As informações disponíveis apontam para o início da produção da nova geração na Argentina no fim de 2026, seguido pela chegada comercial ao longo de 2027. A tendência indicada pelo material disponível é que as versões a diesel apareçam primeiro.
Já o cronograma específico da Toyota Hilux BEV para o Brasil ainda não foi oficialmente detalhado pela fabricante. Por isso, o flagra reforça que uma unidade aparentemente elétrica da nova Hilux está em testes no país, mas não permite estabelecer quando essa configuração chegará às concessionárias.

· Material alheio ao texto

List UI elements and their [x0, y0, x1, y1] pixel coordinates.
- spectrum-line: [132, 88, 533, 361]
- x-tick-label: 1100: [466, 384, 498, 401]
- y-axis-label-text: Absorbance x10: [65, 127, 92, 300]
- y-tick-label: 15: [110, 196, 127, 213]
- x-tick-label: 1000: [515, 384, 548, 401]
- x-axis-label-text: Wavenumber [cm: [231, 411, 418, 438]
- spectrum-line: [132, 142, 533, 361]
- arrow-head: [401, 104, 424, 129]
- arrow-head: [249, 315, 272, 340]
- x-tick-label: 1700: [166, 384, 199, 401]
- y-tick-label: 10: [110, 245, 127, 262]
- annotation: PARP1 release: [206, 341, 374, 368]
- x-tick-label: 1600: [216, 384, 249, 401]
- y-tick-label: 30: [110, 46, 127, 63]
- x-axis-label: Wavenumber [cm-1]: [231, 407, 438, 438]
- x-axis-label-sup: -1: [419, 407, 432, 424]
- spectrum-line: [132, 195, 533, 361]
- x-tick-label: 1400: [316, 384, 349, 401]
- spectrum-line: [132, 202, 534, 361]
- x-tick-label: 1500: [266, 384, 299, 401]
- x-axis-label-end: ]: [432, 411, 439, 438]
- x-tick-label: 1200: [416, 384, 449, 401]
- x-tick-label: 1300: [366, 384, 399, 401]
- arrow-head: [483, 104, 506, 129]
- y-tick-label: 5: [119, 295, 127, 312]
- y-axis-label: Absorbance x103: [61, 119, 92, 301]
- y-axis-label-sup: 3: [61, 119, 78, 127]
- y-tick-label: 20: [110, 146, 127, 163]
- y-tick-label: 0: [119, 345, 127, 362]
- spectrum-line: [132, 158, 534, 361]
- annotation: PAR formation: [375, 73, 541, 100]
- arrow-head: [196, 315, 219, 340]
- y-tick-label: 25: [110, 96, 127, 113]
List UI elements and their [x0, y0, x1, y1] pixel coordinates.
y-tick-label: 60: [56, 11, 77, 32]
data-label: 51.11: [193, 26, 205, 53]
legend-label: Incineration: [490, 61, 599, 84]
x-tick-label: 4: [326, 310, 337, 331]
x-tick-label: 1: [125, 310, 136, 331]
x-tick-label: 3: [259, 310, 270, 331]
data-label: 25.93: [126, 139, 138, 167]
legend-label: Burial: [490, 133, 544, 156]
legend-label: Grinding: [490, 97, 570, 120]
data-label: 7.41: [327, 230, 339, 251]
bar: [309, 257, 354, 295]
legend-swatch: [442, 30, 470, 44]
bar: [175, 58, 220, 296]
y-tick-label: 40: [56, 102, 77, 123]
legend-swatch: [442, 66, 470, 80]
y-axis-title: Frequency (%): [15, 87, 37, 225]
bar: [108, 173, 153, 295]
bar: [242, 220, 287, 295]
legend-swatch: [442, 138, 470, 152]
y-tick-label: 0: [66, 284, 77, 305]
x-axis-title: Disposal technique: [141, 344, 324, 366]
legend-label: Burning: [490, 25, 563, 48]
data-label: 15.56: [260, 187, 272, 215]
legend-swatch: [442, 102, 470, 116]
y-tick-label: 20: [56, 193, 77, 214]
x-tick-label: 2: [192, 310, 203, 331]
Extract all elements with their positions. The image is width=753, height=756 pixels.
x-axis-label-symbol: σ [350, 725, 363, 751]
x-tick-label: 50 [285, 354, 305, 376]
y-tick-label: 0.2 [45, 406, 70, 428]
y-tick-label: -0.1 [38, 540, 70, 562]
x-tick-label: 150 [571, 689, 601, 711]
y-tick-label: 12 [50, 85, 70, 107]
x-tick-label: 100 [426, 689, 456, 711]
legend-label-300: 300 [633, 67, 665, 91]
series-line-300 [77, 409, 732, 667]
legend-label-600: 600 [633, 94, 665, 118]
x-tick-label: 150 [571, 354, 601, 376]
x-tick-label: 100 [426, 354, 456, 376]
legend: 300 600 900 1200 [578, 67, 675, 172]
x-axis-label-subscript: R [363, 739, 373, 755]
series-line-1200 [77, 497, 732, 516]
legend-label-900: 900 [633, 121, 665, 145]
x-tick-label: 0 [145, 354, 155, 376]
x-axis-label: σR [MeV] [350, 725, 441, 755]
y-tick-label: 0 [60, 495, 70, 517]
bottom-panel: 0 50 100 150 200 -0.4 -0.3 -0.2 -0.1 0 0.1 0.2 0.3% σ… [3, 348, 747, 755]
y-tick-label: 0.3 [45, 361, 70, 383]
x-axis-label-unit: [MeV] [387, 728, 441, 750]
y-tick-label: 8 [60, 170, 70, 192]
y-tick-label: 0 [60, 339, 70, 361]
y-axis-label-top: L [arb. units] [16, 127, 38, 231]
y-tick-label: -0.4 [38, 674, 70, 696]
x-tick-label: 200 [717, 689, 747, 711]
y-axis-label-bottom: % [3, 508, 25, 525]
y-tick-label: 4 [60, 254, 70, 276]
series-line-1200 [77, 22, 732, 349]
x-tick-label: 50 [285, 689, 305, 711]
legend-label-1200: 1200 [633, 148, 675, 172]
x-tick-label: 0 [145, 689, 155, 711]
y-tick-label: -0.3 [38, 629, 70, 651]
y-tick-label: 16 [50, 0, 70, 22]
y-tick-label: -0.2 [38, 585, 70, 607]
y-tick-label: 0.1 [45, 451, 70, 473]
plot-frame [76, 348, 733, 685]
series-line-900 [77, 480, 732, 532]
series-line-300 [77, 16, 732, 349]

Para o consumidor brasileiro, ainda faltam justamente as informações mais importantes: data de lançamento, versões, preço e autonomia homologada para o Brasil. Até que a Toyota divulgue esses dados, especificações da Hilux BEV vendida em outros mercados devem ser utilizadas apenas como referência para a futura configuração nacional.